|Barbecue Flame Grilled Lamb Cutlets
Wooden barbecue skewers
Salad for garnish
Lets make them special and do nothing, lamb cutlets are tender, taste fantastic and look superb.
The melt in the mouth texture of this top quality meat will never disappoint.
Lamb cutlets are best grilled over hot coals to quickly seal in the juices.
With only a few minutes cooking time required, make sure everything else is ready before you start grilling the cutlets.
Just place the cutlets on the barbecue and grill for 4 to 5 minutes each side.
Turn and move around the grill to avoid burning.
Barbecue to taste depending on your preference of a medium or well done cutlet.
You can test with a fork to see if the juices run clear and they are ready to eat.
Place on the cooler side of the barbecue if the flames get to high.
The Mint Potatoes
The new potatoes should be washed and then par boiled for 5 minutes. Then cover with cold water to stop them cooking.
Drain, place in a double layer of foil with an handful of fresh mint and a drizzle of olive oil. Add a little salt, wrap the parcel and place on the barbecue. The double layer of foil will protect the potatoes so they may be placed over the coals of a medium heat.

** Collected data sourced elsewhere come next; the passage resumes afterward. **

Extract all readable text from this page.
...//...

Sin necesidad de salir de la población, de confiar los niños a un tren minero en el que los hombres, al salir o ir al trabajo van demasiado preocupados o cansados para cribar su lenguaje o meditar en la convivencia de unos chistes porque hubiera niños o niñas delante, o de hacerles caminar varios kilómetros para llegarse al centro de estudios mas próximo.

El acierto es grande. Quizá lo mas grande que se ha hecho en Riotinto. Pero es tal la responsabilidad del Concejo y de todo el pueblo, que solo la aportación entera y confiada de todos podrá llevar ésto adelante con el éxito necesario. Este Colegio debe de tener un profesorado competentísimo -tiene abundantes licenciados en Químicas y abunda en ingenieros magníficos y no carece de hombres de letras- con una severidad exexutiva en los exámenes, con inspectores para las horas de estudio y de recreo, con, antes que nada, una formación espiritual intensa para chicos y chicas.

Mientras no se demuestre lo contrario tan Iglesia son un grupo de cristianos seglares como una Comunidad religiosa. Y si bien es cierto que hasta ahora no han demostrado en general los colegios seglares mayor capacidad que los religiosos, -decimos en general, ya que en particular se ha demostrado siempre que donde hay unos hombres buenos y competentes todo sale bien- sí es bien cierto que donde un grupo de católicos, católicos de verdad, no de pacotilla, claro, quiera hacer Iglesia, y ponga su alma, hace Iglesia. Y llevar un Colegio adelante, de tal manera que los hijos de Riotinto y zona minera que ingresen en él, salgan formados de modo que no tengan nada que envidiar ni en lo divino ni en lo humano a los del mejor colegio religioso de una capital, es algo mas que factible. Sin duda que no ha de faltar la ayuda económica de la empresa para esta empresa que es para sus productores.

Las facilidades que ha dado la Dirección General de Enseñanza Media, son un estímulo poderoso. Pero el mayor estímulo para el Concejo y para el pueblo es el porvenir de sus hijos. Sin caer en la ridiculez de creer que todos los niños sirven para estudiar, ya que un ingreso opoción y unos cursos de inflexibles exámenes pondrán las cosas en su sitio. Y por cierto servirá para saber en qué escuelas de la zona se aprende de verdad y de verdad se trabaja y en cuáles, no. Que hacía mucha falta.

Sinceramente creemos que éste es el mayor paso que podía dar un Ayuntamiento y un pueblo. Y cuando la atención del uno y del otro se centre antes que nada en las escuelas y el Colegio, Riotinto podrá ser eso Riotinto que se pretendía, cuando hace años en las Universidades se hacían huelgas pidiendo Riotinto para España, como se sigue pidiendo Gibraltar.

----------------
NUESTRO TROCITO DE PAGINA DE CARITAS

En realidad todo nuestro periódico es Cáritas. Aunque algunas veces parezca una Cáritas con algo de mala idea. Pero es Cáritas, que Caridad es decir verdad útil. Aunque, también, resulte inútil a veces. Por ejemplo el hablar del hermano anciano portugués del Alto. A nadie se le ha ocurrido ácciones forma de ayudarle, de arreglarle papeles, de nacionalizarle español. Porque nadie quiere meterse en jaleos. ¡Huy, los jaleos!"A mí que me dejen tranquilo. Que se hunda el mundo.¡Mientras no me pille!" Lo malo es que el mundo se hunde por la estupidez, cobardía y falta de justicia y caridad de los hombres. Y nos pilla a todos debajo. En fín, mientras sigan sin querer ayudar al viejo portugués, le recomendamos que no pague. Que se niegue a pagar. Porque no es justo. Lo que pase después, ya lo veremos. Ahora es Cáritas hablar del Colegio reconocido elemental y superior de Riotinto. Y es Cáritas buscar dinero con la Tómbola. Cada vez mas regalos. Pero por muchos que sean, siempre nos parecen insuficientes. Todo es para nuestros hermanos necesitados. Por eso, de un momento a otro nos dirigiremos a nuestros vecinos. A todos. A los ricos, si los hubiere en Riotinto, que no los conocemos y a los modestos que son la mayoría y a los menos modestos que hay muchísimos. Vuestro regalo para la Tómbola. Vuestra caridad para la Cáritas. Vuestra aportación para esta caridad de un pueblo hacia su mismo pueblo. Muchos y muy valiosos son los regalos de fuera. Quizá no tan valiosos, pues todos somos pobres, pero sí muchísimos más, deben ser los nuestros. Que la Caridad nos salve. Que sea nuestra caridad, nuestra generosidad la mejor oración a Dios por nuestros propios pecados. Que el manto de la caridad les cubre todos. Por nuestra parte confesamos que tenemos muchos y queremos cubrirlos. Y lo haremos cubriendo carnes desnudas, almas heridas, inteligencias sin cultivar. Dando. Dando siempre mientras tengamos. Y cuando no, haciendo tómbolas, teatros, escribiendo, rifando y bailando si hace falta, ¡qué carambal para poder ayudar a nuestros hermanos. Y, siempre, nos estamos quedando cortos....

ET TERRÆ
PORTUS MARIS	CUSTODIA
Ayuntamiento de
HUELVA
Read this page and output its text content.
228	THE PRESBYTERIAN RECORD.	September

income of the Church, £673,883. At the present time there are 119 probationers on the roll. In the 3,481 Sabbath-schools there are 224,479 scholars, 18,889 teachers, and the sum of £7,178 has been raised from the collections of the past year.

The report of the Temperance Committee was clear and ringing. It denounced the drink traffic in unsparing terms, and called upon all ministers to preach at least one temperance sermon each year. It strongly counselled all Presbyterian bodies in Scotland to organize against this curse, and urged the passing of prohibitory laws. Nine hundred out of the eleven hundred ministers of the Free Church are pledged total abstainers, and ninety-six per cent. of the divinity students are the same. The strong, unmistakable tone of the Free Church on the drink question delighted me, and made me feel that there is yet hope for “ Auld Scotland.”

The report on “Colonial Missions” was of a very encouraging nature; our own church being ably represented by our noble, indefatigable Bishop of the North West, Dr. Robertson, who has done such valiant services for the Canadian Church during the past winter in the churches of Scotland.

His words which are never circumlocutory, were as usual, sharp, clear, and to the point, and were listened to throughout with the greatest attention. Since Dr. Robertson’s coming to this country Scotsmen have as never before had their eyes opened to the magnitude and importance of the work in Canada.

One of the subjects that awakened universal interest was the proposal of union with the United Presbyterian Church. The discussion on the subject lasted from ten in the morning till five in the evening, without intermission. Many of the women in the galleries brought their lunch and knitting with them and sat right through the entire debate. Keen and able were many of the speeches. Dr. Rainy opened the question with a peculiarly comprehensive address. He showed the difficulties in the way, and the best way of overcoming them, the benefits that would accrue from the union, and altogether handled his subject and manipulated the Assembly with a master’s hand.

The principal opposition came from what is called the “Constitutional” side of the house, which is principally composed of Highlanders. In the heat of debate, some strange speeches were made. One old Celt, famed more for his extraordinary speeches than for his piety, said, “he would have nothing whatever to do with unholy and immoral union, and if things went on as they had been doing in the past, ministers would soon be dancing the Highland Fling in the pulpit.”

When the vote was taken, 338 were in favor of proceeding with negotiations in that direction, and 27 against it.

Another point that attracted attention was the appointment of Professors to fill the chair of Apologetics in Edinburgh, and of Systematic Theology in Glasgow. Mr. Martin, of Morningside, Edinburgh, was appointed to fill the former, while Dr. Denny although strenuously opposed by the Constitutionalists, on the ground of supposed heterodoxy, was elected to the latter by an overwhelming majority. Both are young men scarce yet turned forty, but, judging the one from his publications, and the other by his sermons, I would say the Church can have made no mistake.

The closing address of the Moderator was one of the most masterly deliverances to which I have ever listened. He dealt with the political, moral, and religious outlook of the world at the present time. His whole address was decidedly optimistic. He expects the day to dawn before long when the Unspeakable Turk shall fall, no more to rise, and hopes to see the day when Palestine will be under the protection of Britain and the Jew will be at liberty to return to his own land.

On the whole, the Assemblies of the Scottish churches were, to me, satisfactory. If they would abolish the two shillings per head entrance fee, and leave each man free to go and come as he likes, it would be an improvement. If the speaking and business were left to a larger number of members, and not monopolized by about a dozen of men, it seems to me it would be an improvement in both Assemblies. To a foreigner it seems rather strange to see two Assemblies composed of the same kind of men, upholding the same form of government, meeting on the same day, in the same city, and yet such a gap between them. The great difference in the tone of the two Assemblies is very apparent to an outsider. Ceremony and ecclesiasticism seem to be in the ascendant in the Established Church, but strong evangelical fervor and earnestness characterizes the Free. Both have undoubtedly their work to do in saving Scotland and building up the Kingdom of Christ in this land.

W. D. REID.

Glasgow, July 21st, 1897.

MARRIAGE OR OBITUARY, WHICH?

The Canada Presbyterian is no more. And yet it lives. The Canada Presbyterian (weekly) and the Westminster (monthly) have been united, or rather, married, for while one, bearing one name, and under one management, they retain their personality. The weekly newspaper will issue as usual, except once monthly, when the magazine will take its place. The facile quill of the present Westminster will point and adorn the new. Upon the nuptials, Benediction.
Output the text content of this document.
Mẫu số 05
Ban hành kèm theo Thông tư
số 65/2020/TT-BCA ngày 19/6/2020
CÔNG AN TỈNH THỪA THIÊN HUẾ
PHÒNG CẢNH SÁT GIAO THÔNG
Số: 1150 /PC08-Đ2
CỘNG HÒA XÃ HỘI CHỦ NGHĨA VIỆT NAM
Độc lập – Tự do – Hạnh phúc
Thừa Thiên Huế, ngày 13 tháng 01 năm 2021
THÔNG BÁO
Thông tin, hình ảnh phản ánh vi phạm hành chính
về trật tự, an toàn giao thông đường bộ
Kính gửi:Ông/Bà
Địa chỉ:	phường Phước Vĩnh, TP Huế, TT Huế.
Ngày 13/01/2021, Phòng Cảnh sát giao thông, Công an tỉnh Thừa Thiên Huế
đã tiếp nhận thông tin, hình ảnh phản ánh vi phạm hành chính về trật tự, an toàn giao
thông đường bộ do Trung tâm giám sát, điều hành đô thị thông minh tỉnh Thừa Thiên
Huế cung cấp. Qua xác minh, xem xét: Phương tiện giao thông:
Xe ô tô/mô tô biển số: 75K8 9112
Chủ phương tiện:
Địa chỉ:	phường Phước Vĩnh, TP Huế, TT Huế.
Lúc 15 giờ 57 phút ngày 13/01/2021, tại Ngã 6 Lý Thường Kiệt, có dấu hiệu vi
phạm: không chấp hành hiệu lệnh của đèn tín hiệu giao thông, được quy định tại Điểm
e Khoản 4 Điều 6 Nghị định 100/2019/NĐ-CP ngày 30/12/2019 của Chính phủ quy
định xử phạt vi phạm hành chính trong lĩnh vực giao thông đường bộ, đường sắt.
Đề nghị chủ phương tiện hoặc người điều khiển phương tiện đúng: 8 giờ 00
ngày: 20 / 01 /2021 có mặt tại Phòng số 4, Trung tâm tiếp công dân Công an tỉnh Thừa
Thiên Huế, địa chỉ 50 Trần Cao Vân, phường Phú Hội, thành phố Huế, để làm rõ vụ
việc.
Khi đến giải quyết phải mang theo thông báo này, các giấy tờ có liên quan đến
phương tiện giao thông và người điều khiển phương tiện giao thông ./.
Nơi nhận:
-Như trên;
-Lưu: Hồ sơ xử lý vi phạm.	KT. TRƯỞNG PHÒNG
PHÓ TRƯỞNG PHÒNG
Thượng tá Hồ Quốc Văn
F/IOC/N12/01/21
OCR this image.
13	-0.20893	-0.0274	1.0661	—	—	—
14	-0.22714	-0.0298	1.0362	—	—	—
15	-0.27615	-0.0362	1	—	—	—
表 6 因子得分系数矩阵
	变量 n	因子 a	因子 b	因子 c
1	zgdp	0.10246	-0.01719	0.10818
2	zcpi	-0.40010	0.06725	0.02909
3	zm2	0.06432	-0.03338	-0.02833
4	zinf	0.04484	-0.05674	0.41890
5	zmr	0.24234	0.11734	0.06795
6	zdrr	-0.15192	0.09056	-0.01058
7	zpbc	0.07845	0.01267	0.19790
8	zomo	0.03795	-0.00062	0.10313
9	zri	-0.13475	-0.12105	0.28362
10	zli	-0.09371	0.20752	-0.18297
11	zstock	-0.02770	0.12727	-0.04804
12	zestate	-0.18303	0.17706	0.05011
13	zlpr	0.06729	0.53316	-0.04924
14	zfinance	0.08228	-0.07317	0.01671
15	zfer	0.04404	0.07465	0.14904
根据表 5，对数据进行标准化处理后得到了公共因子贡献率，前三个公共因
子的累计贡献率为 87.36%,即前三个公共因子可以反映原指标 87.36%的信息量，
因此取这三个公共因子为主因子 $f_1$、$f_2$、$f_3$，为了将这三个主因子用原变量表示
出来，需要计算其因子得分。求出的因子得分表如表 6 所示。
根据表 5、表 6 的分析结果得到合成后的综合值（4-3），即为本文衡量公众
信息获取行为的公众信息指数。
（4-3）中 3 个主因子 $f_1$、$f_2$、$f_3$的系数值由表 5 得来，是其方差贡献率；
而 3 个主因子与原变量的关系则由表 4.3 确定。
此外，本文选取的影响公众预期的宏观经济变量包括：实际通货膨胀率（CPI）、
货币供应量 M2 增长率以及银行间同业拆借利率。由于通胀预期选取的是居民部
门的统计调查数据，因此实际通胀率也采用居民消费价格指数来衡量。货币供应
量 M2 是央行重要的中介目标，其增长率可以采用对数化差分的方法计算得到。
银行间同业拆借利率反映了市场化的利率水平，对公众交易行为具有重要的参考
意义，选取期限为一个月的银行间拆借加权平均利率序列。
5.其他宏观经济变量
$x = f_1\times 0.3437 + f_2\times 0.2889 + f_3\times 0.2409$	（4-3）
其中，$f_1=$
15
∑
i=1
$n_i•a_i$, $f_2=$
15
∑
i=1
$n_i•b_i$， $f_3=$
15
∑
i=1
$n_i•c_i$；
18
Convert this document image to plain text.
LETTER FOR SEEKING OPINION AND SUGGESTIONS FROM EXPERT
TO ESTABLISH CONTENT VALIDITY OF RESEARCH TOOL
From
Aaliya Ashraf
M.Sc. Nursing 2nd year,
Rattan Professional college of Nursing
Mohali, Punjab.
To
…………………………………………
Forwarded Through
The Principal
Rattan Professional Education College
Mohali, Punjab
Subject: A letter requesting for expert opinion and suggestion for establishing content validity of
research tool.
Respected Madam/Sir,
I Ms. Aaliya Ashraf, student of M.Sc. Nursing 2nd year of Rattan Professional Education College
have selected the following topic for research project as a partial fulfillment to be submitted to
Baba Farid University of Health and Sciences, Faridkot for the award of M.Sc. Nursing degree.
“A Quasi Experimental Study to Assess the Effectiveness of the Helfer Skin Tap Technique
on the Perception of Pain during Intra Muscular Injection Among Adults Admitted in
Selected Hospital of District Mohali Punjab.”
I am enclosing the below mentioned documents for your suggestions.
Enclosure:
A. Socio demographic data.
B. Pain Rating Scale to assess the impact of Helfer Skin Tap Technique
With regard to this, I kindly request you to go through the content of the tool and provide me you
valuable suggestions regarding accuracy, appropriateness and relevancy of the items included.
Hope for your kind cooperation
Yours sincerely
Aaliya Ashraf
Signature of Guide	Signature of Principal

Cooking time approx 15 minutes, a little longer if required, open and test with a fork to make sure they are ready before serving.
The Rack of Carrot
Soak 2 wooden skewers in cold water for about an hour (this delays burning the skewers on the barbecue)
Peel and slice length ways 2 carrots, par boil for 3 to 4 minutes and then add cold water to stop them cooking. Remove from the pan and gently thread the skewers through the carrots slices to make the rack.
Dribble or brush with a little olive oil, season with pepper or dried ginger.
The rack of carrot is now ready to barbecue using the indirect method, although you may cook direct to char the carrots and give them more of a barbecued flavour.
Indirect cooking time approx 15 minutes and then colour for a few minutes over the coals.